Adams retired on June 26, but old habits die hard.
During the recent Eastern Idaho State Fair, which ran from Sept. 3 to 11, his wife, Brenda, lost track of the number of times she heard her husband offer to a fair official, “If you need help, give me a call.”
“I told him, ‘You’re retired!’” Brenda said.
One day during fair week, Adams volunteered from 5:30 a.m. to 4 p.m. to help set up for a big event. He also logged several hours throughout the rest of the event picking up litter throughout the fairgrounds.
“You work here this long, it’s in your blood,” Adams said.
He explained the job recently left was quite literally in his blood. Adams’ uncle was the fairgrounds superintendent for several years before he took over the full-time job in 1992.
While his uncle was in charge, Adams and a partner ran their own business, B & D Construction, which was hired to build displays and pour cement to make culverts and floors throughout the facility. Adams applied to replace his uncle, but another candidate was initially chosen, based on the fair board’s desire to avoid the appearance of nepotism. That person didn’t work out, however, and Adams proved to be the ideal fit.
Adams had a background in welding, carpentry, plumbing, basic electrical work and several other handyman skills, enabling the fairgrounds to accomplish quite a bit of its upkeep and renovation in house.
“There probably will never be someone like Barry again, and I hope there is because we could sure use another Barry. ... He’ll be a hard one to replace. In fact, I would say it will take many years to truly replace Barry,” said Brandon Bird, general manager of the Eastern Idaho State Fair. “We handled a lot of things in-house rather than contracting them out, and that was primarily because of Barry’s great ability to make things, and make them well.”
Adams’ personal touches can be seen throughout the fairgrounds. Bird noted Barry had a central role in most of the projects at the fairgrounds for the better part of three decades. His distinctive style is evident, for example, in the drinking fountain he created from a horse trough and in the western flourishes above the restrooms he renovated.
He was responsible for the new hospitality trailer at the fairgrounds.

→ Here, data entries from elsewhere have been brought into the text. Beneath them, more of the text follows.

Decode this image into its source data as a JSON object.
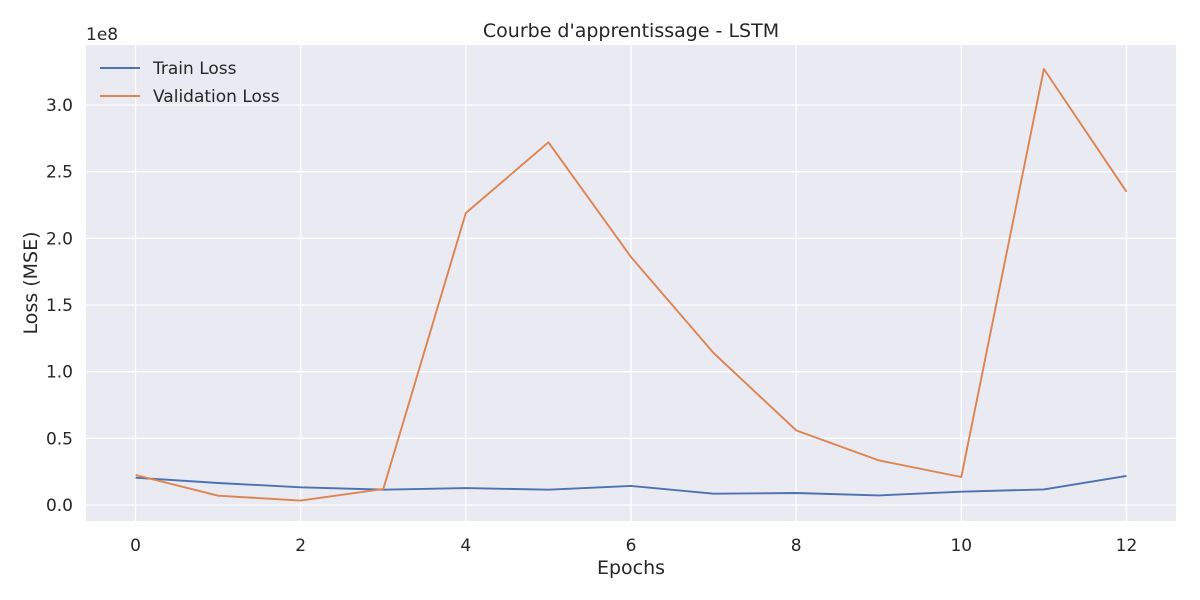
{
  "chart_data": {
    "type": "line",
    "title": "Courbe d'apprentissage - LSTM",
    "xlabel": "Epochs",
    "ylabel": "Loss (MSE)",
    "y_offset_label": "1e8",
    "x": [
      0,
      1,
      2,
      3,
      4,
      5,
      6,
      7,
      8,
      9,
      10,
      11,
      12
    ],
    "xlim": [
      -0.6,
      12.6
    ],
    "ylim": [
      -0.12,
      3.45
    ],
    "xticks": [
      0,
      2,
      4,
      6,
      8,
      10,
      12
    ],
    "yticks": [
      0.0,
      0.5,
      1.0,
      1.5,
      2.0,
      2.5,
      3.0
    ],
    "ytick_labels": [
      "0.0",
      "0.5",
      "1.0",
      "1.5",
      "2.0",
      "2.5",
      "3.0"
    ],
    "grid": true,
    "legend_position": "top-left",
    "series": [
      {
        "name": "Train Loss",
        "color": "#4c72b0",
        "values": [
          0.205,
          0.165,
          0.133,
          0.115,
          0.127,
          0.115,
          0.143,
          0.085,
          0.09,
          0.072,
          0.1,
          0.117,
          0.218
        ]
      },
      {
        "name": "Validation Loss",
        "color": "#dd8452",
        "values": [
          0.225,
          0.07,
          0.033,
          0.12,
          2.19,
          2.72,
          1.86,
          1.14,
          0.56,
          0.335,
          0.21,
          3.27,
          2.35
        ]
      }
    ]
  },
  "colors": {
    "plot_background": "#eaeaf2",
    "grid": "#ffffff",
    "text": "#262626"
  }
}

And he transformed a metal garage into a saloon when the fairgrounds looked to add a beer garden.
“We put his dad’s brand on the wall,” Brenda, who works for Wada Farms, recalled. “That sparked the American Legion to have people bring their brands.”
Adams used to have a small business making rustic furniture — a skillset that proved useful in the saloon project.

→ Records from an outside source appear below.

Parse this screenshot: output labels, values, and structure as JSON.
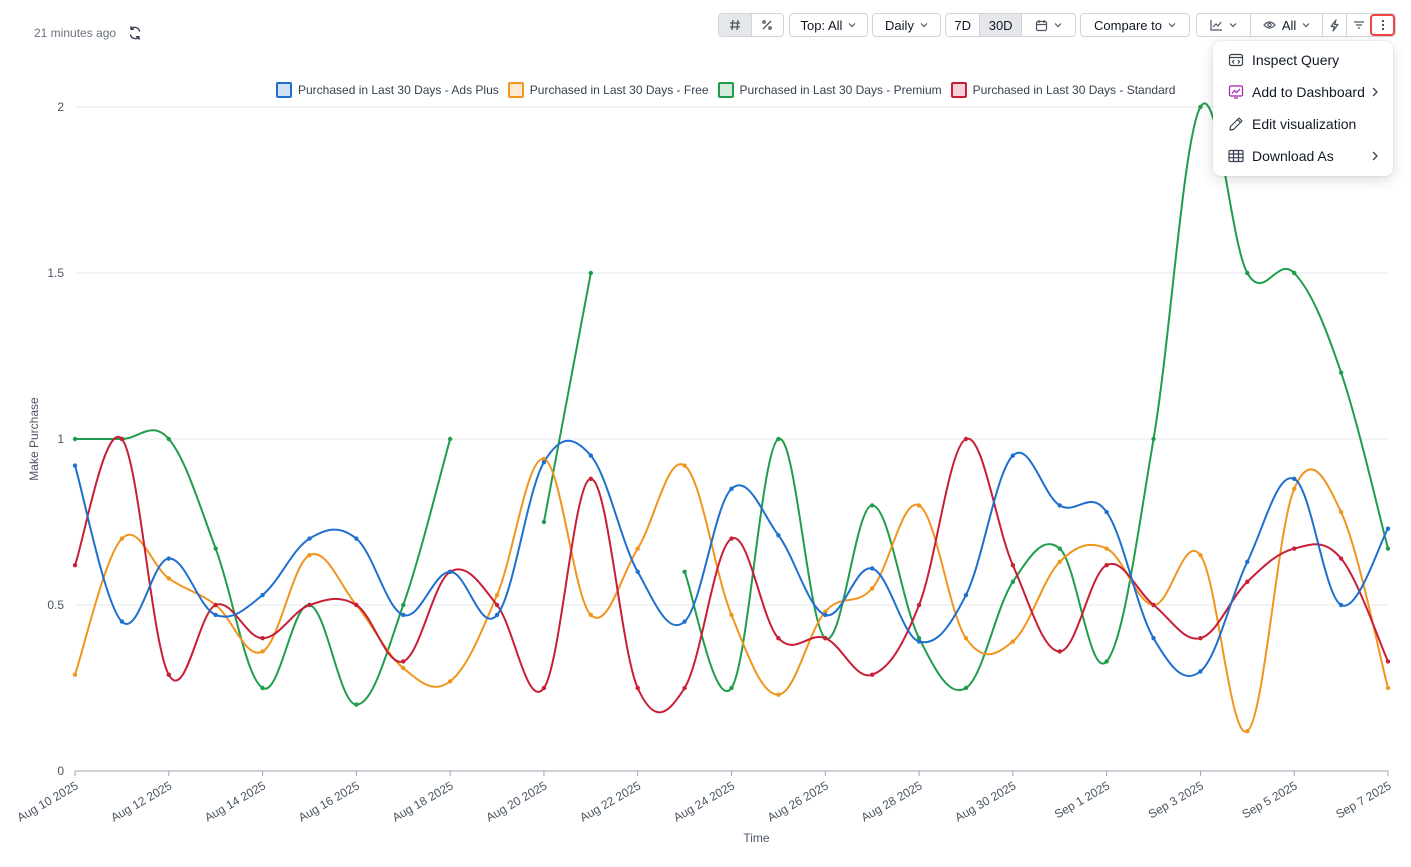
{
  "header": {
    "timestamp": "21 minutes ago",
    "refresh_icon": "refresh-icon"
  },
  "toolbar": {
    "number_icon": "hash-icon",
    "percent_icon": "percent-icon",
    "top_select": "Top: All",
    "interval_select": "Daily",
    "range_7d": "7D",
    "range_30d": "30D",
    "calendar_icon": "calendar-icon",
    "compare_select": "Compare to",
    "chart_type_icon": "line-chart-icon",
    "visibility_icon": "eye-icon",
    "visibility_select": "All",
    "lightning_icon": "lightning-icon",
    "filter_icon": "filter-icon",
    "more_icon": "more-vertical-icon"
  },
  "menu": {
    "items": [
      {
        "label": "Inspect Query",
        "icon": "inspect-query-icon",
        "submenu": false
      },
      {
        "label": "Add to Dashboard",
        "icon": "dashboard-icon",
        "submenu": true
      },
      {
        "label": "Edit visualization",
        "icon": "pencil-icon",
        "submenu": false
      },
      {
        "label": "Download As",
        "icon": "table-icon",
        "submenu": true
      }
    ]
  },
  "chart_data": {
    "type": "line",
    "xlabel": "Time",
    "ylabel": "Make Purchase",
    "ylim": [
      0,
      2
    ],
    "yticks": [
      "0",
      "0.5",
      "1",
      "1.5",
      "2"
    ],
    "grid": true,
    "legend_position": "top",
    "x": [
      "Aug 10 2025",
      "Aug 11 2025",
      "Aug 12 2025",
      "Aug 13 2025",
      "Aug 14 2025",
      "Aug 15 2025",
      "Aug 16 2025",
      "Aug 17 2025",
      "Aug 18 2025",
      "Aug 19 2025",
      "Aug 20 2025",
      "Aug 21 2025",
      "Aug 22 2025",
      "Aug 23 2025",
      "Aug 24 2025",
      "Aug 25 2025",
      "Aug 26 2025",
      "Aug 27 2025",
      "Aug 28 2025",
      "Aug 29 2025",
      "Aug 30 2025",
      "Aug 31 2025",
      "Sep 1 2025",
      "Sep 2 2025",
      "Sep 3 2025",
      "Sep 4 2025",
      "Sep 5 2025",
      "Sep 6 2025",
      "Sep 7 2025"
    ],
    "x_tick_labels": [
      "Aug 10 2025",
      "Aug 12 2025",
      "Aug 14 2025",
      "Aug 16 2025",
      "Aug 18 2025",
      "Aug 20 2025",
      "Aug 22 2025",
      "Aug 24 2025",
      "Aug 26 2025",
      "Aug 28 2025",
      "Aug 30 2025",
      "Sep 1 2025",
      "Sep 3 2025",
      "Sep 5 2025",
      "Sep 7 2025"
    ],
    "series": [
      {
        "name": "Purchased in Last 30 Days - Ads Plus",
        "color": "#1f6fcf",
        "values": [
          0.92,
          0.45,
          0.64,
          0.47,
          0.53,
          0.7,
          0.7,
          0.47,
          0.6,
          0.47,
          0.93,
          0.95,
          0.6,
          0.45,
          0.85,
          0.71,
          0.47,
          0.61,
          0.39,
          0.53,
          0.95,
          0.8,
          0.78,
          0.4,
          0.3,
          0.63,
          0.88,
          0.5,
          0.73
        ]
      },
      {
        "name": "Purchased in Last 30 Days - Free",
        "color": "#f0951d",
        "values": [
          0.29,
          0.7,
          0.58,
          0.5,
          0.36,
          0.65,
          0.5,
          0.31,
          0.27,
          0.53,
          0.94,
          0.47,
          0.67,
          0.92,
          0.47,
          0.23,
          0.48,
          0.55,
          0.8,
          0.4,
          0.39,
          0.63,
          0.67,
          0.5,
          0.65,
          0.12,
          0.85,
          0.78,
          0.25
        ]
      },
      {
        "name": "Purchased in Last 30 Days - Premium",
        "color": "#1f9d4c",
        "values": [
          1.0,
          1.0,
          1.0,
          0.67,
          0.25,
          0.5,
          0.2,
          0.5,
          1.0,
          null,
          0.75,
          1.5,
          null,
          0.6,
          0.25,
          1.0,
          0.4,
          0.8,
          0.4,
          0.25,
          0.57,
          0.67,
          0.33,
          1.0,
          2.0,
          1.5,
          1.5,
          1.2,
          0.67
        ]
      },
      {
        "name": "Purchased in Last 30 Days - Standard",
        "color": "#c81e37",
        "values": [
          0.62,
          1.0,
          0.29,
          0.5,
          0.4,
          0.5,
          0.5,
          0.33,
          0.6,
          0.5,
          0.25,
          0.88,
          0.25,
          0.25,
          0.7,
          0.4,
          0.4,
          0.29,
          0.5,
          1.0,
          0.62,
          0.36,
          0.62,
          0.5,
          0.4,
          0.57,
          0.67,
          0.64,
          0.33
        ]
      }
    ]
  }
}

“I would take old wood or old anything and just make it into something new that it isn’t,” Adams said. “That’s kind of been my background; that’s where my saloon came from.”
Adams explained the fairgrounds had acquired an old, adjacent home, looking to add more land. Barry salvaged the material from the home’s wooden fence, as well as wagon wheels lining the yard and rustic lumber from when the small house was demolished, and included it in the design of his saloon.
Looking back on his career, Adams is quick to give the credit for keeping the fairgrounds clean and well maintained throughout the years to his crews.
“It’s your crew and the people who work under you who are the ones who make you look good,” Adams said.
Logan McDougall, who now works as public information officer for the city of Pocatello, was among those workers. McDougall said he learned invaluable skills through his seasonal employment on Adams’ maintenance crew on and off from 2002 through 2010. McDougall said Adams was a patient, kind and fun boss.
“I learned a lot of hands-on skills at that job that I didn’t have previously. ... What I really appreciated about it was he was able to pass that along to me and the other employees there,” McDougall said.